My friend and coworker suggested Augusten Burroughs’s Running with Scissors, saying something along the lines of “OMG IT IS LAUGH-OUT-LOUD FUNNY, YOU WILL FALL OUT OF YOUR CHAIR.” I read it and . . . didn’t. This is not at all to say that I did not like it—I did. There was just no chair-falling involved in it for me.
Burroughs’s memoir focuses on his childhood and early teen years in Massachusetts. After his parents’ divorce at age 12, he lives briefly with his mother before being more-or-less (and, later, legally) adopted by his mother’s psychiatrist, Dr. Finch. The Finch household is truly disgusting, overrun with roaches, feces, and children. Dr. Finch believes that children shouldn’t be told what to do (or where to live) after the age of 13, and brings his family up accordingly. The young Augusten loves smooth hair, shiny coins, and pleated pants, and is at first shocked and repulsed by his new surroundings. Soon, though, he becomes solidly ingrained in the Finch lifestyle, as Natalie Finch becomes his constant companion and Augusten’s mother veers toward complete insanity.

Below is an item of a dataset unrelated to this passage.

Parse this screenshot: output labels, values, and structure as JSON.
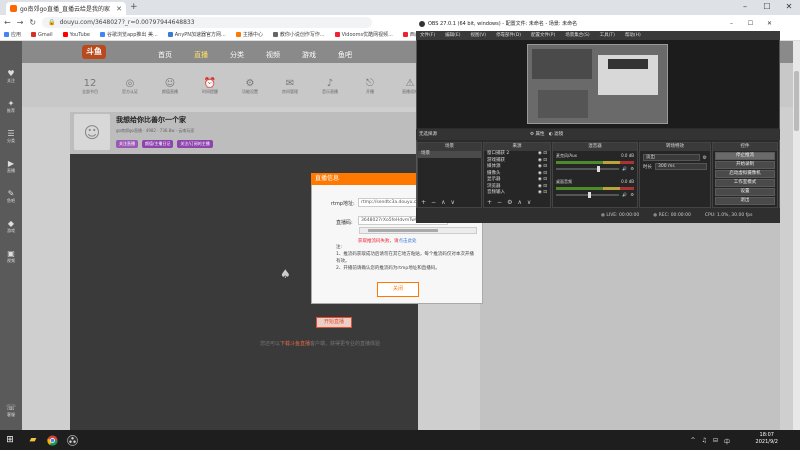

As a memoir, RwS was filled with enough shocking events and crazy characters to make for a real page-turner (I started and finished it in the same day). The tone is dry and extremely self-deprecating; I can sort of see why my friend found it hysterical, but I mainly found it tragic.

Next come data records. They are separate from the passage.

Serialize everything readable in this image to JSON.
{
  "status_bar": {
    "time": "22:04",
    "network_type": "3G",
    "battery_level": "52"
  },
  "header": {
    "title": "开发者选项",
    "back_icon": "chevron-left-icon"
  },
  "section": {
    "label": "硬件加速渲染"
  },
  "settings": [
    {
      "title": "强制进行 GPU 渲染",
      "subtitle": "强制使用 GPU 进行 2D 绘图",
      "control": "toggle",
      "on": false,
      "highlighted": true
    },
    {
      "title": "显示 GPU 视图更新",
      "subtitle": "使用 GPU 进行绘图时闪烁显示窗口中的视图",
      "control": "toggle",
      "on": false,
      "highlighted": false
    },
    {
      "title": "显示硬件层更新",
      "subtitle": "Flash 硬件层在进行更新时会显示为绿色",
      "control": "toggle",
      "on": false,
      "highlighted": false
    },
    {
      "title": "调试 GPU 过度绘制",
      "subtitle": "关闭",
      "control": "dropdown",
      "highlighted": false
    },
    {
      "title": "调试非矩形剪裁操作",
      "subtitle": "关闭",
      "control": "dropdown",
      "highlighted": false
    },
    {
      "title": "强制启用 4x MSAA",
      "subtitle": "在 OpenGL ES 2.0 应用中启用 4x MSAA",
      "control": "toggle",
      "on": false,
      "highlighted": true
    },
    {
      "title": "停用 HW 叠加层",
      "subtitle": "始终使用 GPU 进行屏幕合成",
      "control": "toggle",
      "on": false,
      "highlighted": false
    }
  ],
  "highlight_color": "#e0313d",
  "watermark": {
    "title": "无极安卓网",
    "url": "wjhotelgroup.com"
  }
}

Princess Diana was almost like a parallel-universe version of Natalie. A version that didn’t give her first blowjob at eleven, wasn’t traded for cash by her father at thirteen, and didn’t long for a job as a counter girl at McDonald’s.

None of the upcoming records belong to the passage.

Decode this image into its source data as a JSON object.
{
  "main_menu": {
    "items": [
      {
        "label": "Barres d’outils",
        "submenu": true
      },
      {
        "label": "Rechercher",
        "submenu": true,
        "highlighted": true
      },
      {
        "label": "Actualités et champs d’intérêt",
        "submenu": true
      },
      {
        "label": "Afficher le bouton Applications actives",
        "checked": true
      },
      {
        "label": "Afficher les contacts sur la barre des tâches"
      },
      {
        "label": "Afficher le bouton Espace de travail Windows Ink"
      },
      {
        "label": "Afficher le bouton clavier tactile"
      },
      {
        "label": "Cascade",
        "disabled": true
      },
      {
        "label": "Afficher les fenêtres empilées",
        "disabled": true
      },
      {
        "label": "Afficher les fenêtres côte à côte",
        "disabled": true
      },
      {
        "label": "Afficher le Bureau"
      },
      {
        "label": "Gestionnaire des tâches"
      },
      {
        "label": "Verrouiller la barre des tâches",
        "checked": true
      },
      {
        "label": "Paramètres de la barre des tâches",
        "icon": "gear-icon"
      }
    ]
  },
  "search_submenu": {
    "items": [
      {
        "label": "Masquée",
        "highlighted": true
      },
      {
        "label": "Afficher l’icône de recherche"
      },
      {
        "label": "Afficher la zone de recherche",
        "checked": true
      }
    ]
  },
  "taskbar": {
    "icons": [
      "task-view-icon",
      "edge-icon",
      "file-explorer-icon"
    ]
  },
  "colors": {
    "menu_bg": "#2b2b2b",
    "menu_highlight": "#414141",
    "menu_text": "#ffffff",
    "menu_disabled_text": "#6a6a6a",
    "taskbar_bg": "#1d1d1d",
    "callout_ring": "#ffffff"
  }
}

As quickly as I read it, I didn’t recover quite as fast. Partly because of my friend’s comments, I spent most of the book searching for this unbounded hilarity, and coming up dry. My friend aside, though, this is the kind of book that slaps you in the face and forces a reaction out of you. What it doesn’t do is clarify the appropriate reaction, and this kept me guessing and page-turning throughout the entire book.